1701 - Having been convicted of piracy and of murdering one of his crewmen, gunner William Moore, Captain William Kidd was hanged at London's Execution Dock.

1706 - At the Battle of Ramillies a French army under Marshal François de Neufville, duc de Villeroi, was defeated by John Churchill, 1st Duke of Marlborough.

1813 - South American independence leader Simón Bolívar entered Mérida, leading the invasion of Venezuela, at which time he was proclaimed El Libertador, or 'The Liberator'.

1873 - The Parliament of Canada established the North West Mounted Police, the forerunner of the Royal Canadian Mounted Police.

1900 - Slave-born Sergeant William Harvey Carney became the first African-American to be awarded the Medal of Honor, for his heroism at the Assault on the Battery Wagner during the War Between the States.

1923 - Belgium's SABENA airline was launched.

1934 - The Auto-Lite Strike culminated in the so-called 'Battle of Toledo' - a five-day melee between 1,300 troops of the Ohio National Guard and 6,000 picketers with the American Federation of Labor - in which two strikers died and more than 200 were left injured.

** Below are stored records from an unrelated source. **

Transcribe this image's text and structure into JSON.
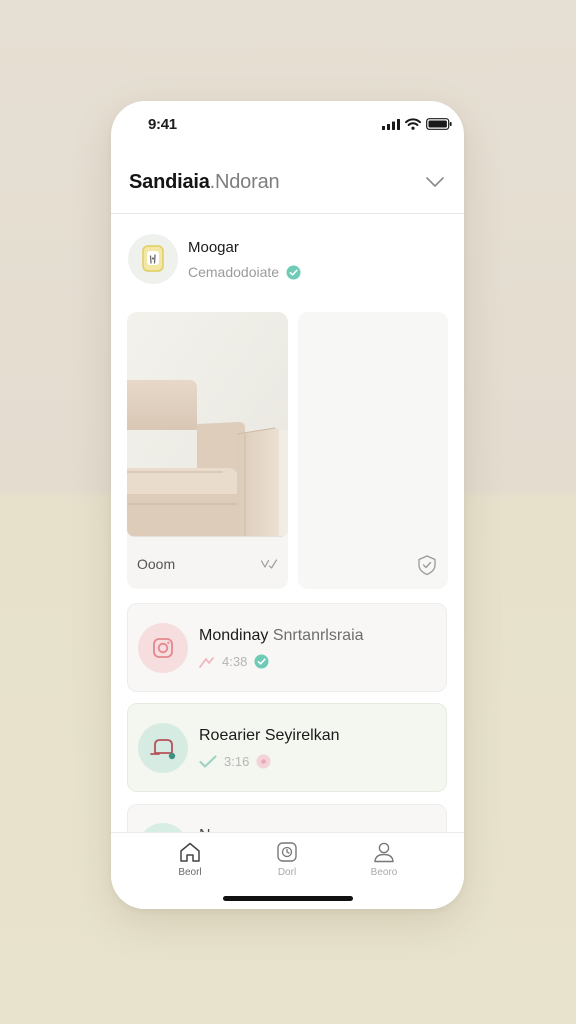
{
  "status_bar": {
    "time": "9:41"
  },
  "header": {
    "title_bold": "Sandiaia",
    "title_soft": ".Ndoran",
    "chevron_icon": "chevron-down-icon"
  },
  "profile": {
    "name": "Moogar",
    "subtitle": "Cemadodoiate",
    "verified_color": "#6fcbb6"
  },
  "featured": {
    "left_label": "Ooom",
    "left_icon": "check-mark-icon",
    "right_icon": "shield-check-icon"
  },
  "list": [
    {
      "title_a": "Mondinay",
      "title_b": "Snrtanrlsraia",
      "meta": "4:38",
      "avatar_color": "#f6dede",
      "status_color": "#6fcbb6"
    },
    {
      "title_a": "Roearier",
      "title_b": "Seyirelkan",
      "meta": "3:16",
      "avatar_color": "#d6ece3",
      "status_color": "#f2c6cd"
    },
    {
      "title_a": "N.",
      "title_b": ""
    }
  ],
  "tabs": [
    {
      "label": "Beorl",
      "icon": "home-icon"
    },
    {
      "label": "Dorl",
      "icon": "clock-icon"
    },
    {
      "label": "Beoro",
      "icon": "user-icon"
    }
  ],
  "colors": {
    "accent_green": "#6fcbb6",
    "accent_pink": "#f2c6cd",
    "background": "#e4ddd0"
  }
}
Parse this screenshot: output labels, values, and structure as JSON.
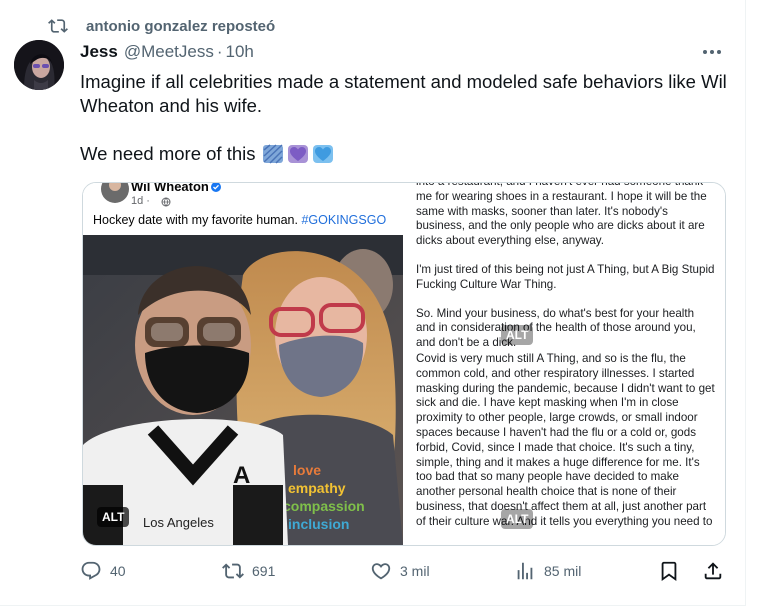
{
  "repost": {
    "text": "antonio gonzalez reposteó",
    "icon": "repost-icon"
  },
  "tweet": {
    "author_name": "Jess",
    "author_handle": "@MeetJess",
    "separator": "·",
    "time": "10h",
    "text_line1": "Imagine if all celebrities made a statement and modeled safe behaviors like Wil Wheaton and his wife.",
    "text_line2": "We need more of this",
    "emoji_hearts": [
      "blue-pattern-heart-icon",
      "purple-heart-icon",
      "blue-heart-icon"
    ]
  },
  "media": {
    "left": {
      "fb_name": "Wil Wheaton",
      "fb_time": "1d ·",
      "caption": "Hockey date with my favorite human.",
      "hashtag": "#GOKINGSGO",
      "jersey_text": "Los Angeles",
      "shirt_text": "love empathy compassion inclusion justice kindness",
      "alt": "ALT"
    },
    "right": {
      "paragraph1": "into a restaurant, and I haven't ever had someone thank me for wearing shoes in a restaurant. I hope it will be the same with masks, sooner than later. It's nobody's business, and the only people who are dicks about it are dicks about everything else, anyway.",
      "paragraph2": "I'm just tired of this being not just A Thing, but A Big Stupid Fucking Culture War Thing.",
      "paragraph3": "So. Mind your business, do what's best for your health and in consideration of the health of those around you, and don't be a dick.",
      "paragraph4": "Covid is very much still A Thing, and so is the flu, the common cold, and other respiratory illnesses. I started masking during the pandemic, because I didn't want to get sick and die. I have kept masking when I'm in close proximity to other people, large crowds, or small indoor spaces because I haven't had the flu or a cold or, gods forbid, Covid, since I made that choice. It's such a tiny, simple, thing and it makes a huge difference for me. It's too bad that so many people have decided to make another personal health choice that is none of their business, that doesn't affect them at all, just another part of their culture war. And it tells you everything you need to",
      "alt_top": "ALT",
      "alt_bottom": "ALT"
    }
  },
  "actions": {
    "replies": "40",
    "reposts": "691",
    "likes": "3 mil",
    "views": "85 mil"
  },
  "colors": {
    "accent_text": "#536471",
    "link": "#216fdb",
    "border": "#cfd9de"
  }
}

1939 - The US Navy submarine USS Squalus sank off the coast of New Hampshire during a test dive, causing the death of 26 sailors; the remaining 32 crewmen and one passenger were rescued the following day.

1945 - Heinrich Himmler, formerly head of the SS, committed suicide while in Allied custody, as the so-called Flensburg government under Reichspräsident Karl Dönitz was dissolved when its members were captured and arrested by British forces at Flensburg in Northern Germany.

1949 - The Federal Republic of Germany was established, and the Basic Law for the Federal Republic of Germany was proclaimed.

1960 - Israeli Prime Minister David Ben-Gurion announced that Nazi war criminal Adolf Eichmann had been captured.

1970 - An outbreak of fire occurred on the Britannia Bridge over the Menai Straits in north Wales, contributing to its partial destruction and amounting to approximately £1,000,000 worth of fire damage.

1995 - What remained of the Alfred P. Murrah Federal Building following the Oklahoma City bombing was imploded.

1998 - The Good Friday Agreement was accepted by voters in Ireland and Ulster, who each got their own referendum on the matter.